Die Bilanz des Eurosystems kommt damit per 2020 auf über 61% des BIPs der Eurozone. Zum Vergleich: Die Fed hat per Ende 2020 eine Bilanzsumme von 7,4 Bill. Dollar gemeldet, bezogen auf das BIP in Höhe von 20,89 Bill. Dollar sind das 35%.

Man kommt nicht umhin, die EZB hat damit ein enormes wirtschaftliches Gewicht. Und man könnte schon auf die Idee kommen, die EZB-Chefin Lagarde als heimliche Superministerin der Finanzen und der Wirtschaft in der Eurozone anzusehen.

Macron, heute Frankreichs Präsident, hatte schon 2015 gefordert: „Die Eurozone braucht neue Institutionen, denen die nationalen Regierungen mehr Souveränität übertragen, vor allem eine starke Wirtschaftsregierung mit eigenem Budget. Diese Regierung (…) könnte finanzielle Transfers sicherstellen, wenn ein Land eine Krise durchlebt.“ Der damalige EU-Kommissionspräsidenten Juncker war dafür, die damalige deutsche Bundeskanzlerin Merkel war dagegen: „Eine Transferunion, so wie ich sie verstehe, wäre ein automatischer Finanzausgleich. Und die darf es nach meiner Überzeugung nicht geben.“ Der damalige Finanzminister Schäuble sah das genauso: „Wir wollen keinen europäischen Superstaat.“

Die Abmachung, von der Leyen zur EU-Kommissionspräsidentin und Lagarde der EZB voranzustellen, lief aber exakt darauf hinaus, aus der ehemaligen französischen Finanzministerin und späteren IWF-Chefin eine solche europäische Superministerin zu machen. Macron hat sein Ziel erreicht, von der Leyen spielt mit ihrem „Green Deal“ die zweite Geige.
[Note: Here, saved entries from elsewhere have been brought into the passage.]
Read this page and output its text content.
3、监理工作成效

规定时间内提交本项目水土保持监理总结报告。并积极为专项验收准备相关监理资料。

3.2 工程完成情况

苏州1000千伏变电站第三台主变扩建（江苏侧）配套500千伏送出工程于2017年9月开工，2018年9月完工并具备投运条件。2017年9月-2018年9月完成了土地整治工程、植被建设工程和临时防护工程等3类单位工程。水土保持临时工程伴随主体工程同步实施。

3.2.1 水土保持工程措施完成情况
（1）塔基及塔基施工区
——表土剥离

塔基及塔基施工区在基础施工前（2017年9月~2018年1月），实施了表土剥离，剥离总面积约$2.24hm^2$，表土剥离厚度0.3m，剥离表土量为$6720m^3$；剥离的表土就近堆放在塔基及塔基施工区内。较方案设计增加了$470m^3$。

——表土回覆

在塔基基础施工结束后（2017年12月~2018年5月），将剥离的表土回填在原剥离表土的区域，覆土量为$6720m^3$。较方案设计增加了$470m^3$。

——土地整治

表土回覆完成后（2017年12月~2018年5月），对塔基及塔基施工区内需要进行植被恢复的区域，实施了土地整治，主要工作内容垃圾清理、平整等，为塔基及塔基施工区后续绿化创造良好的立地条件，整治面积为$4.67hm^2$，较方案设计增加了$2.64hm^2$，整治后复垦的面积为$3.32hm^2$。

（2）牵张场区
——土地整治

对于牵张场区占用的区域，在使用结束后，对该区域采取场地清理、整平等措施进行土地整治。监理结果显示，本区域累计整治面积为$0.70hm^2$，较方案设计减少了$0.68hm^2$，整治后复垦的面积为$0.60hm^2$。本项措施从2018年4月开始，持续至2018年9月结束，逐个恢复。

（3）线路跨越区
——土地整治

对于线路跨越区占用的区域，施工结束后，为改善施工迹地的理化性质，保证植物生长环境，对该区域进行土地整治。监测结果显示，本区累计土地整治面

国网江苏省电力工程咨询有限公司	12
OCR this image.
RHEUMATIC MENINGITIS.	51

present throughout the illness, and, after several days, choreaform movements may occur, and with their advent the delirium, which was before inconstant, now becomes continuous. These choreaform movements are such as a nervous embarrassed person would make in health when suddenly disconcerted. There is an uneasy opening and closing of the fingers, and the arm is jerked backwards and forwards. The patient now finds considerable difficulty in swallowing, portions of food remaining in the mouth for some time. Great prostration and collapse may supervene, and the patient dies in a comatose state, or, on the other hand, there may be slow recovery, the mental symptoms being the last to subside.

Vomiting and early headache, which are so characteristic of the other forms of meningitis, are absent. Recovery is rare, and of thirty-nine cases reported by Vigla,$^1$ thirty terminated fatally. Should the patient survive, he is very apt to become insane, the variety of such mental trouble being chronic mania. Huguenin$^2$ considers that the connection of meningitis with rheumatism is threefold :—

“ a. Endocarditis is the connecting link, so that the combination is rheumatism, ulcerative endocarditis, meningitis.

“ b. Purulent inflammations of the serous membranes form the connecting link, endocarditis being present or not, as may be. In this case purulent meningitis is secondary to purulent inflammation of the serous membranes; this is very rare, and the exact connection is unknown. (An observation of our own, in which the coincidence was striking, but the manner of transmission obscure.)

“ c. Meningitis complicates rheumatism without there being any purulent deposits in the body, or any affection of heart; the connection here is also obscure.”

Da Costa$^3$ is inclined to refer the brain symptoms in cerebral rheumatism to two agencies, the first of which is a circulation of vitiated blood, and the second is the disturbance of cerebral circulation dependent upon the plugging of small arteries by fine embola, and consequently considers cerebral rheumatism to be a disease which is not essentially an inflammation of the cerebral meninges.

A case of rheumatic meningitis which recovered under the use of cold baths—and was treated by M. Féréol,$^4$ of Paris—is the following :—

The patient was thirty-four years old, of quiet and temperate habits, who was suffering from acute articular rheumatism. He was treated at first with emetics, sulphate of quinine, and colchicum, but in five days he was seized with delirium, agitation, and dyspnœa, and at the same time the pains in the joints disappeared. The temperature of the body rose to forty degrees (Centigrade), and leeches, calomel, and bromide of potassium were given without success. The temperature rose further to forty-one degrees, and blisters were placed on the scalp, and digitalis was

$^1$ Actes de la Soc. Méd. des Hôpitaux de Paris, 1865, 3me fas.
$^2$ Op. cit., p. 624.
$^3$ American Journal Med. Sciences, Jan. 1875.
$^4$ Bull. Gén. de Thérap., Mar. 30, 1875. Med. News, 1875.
Lagardes Kompetenzen, besser gesagt, Möglichkeiten, sind gewaltig, sie darf praktisch unbegrenzt Geld drucken und in weiten Grenzen Staats- und Unternehmensanleihen kaufen. Alleine in der im November 2019 begonnenen Amtszeit von Lagarde wurden mehr als zwei Bill. Euro hierfür ausgegeben. Die EZB kauft nach bestimmten Quoten europäische Staatsschulden, was in der Realität eine der EZB „eigentlich“ verbotenen Staatsfinanzierung darstellt. Per 2020 hielt die EZB so z.B. über 21% der italienischen Schulden, die wegen der dortigen unbändig soliden Staatswirtschaft auf dem freien Markt unverkäuflich wären. Und so kommt es, dass sich niemand ernsthaft über die Staatsschuldenquote von 156% des BIP in Italien grämt. Nur Griechenland ist „besser“ dran mit 206%. Aber das schafft Italien auch noch. Die Eurozone insgesamt kommt auf 98%.

Nach dem Rücktritt von Bundesbankpräsident Jens Weidmann und der Berufung der Geldflut-Bekennerin Schnabel gibt es keine erwähnenswerte interne Opposition mehr im EZB-Direktorium. Lagarde kann schalten und walten wie sie will, sie muss sich keinem Parlament, sondern lediglich Macron gegenüber verantworten. Die Schuldenquote von Frankreich ist übrigens auch schon recht beeindruckend – 116%.

Beeindruckend ist natürlich auch immer wieder die Präzision der Vorhersagen der EZB. Schon unter Draghi hat man die Inflationsprognosen meistens ausgewürfelt. In dieser Tradition hatte die EZB Anfang diesen Jahres 0,9% Teuerung angekündigt. Wo stehen wir jetzt? Bei 4,9%. Und so schmilzt das Barvermögen der Deutschen von fast drei Bill. Euro dahin.

Eine Erhöhung der Leitzinsen ist in Europa nicht in Sicht. Die EZB hält an einem Leitzins von null Prozent fest, Banken, die Geld bei der EZB parken, zahlen weiterhin einen Negativzins von 0,5%. Geldpolitische Normalisierung? Fehlanzeige.

Die Bank of England geht anders vor, sie hat in der zurückliegenden Woche einen ersten Znsschritt angekündigt – als Reaktion auf die überbordende Inflation. Auch die Fed hat nun drei Zinsschritte in 2022 in Aussicht gestellt und will ihr laufendes QE-Programm im April vorgezigen auslaufen lassen. Die Inflation wird sich dadurch aber wohl nicht besonders beeindrucken lassen.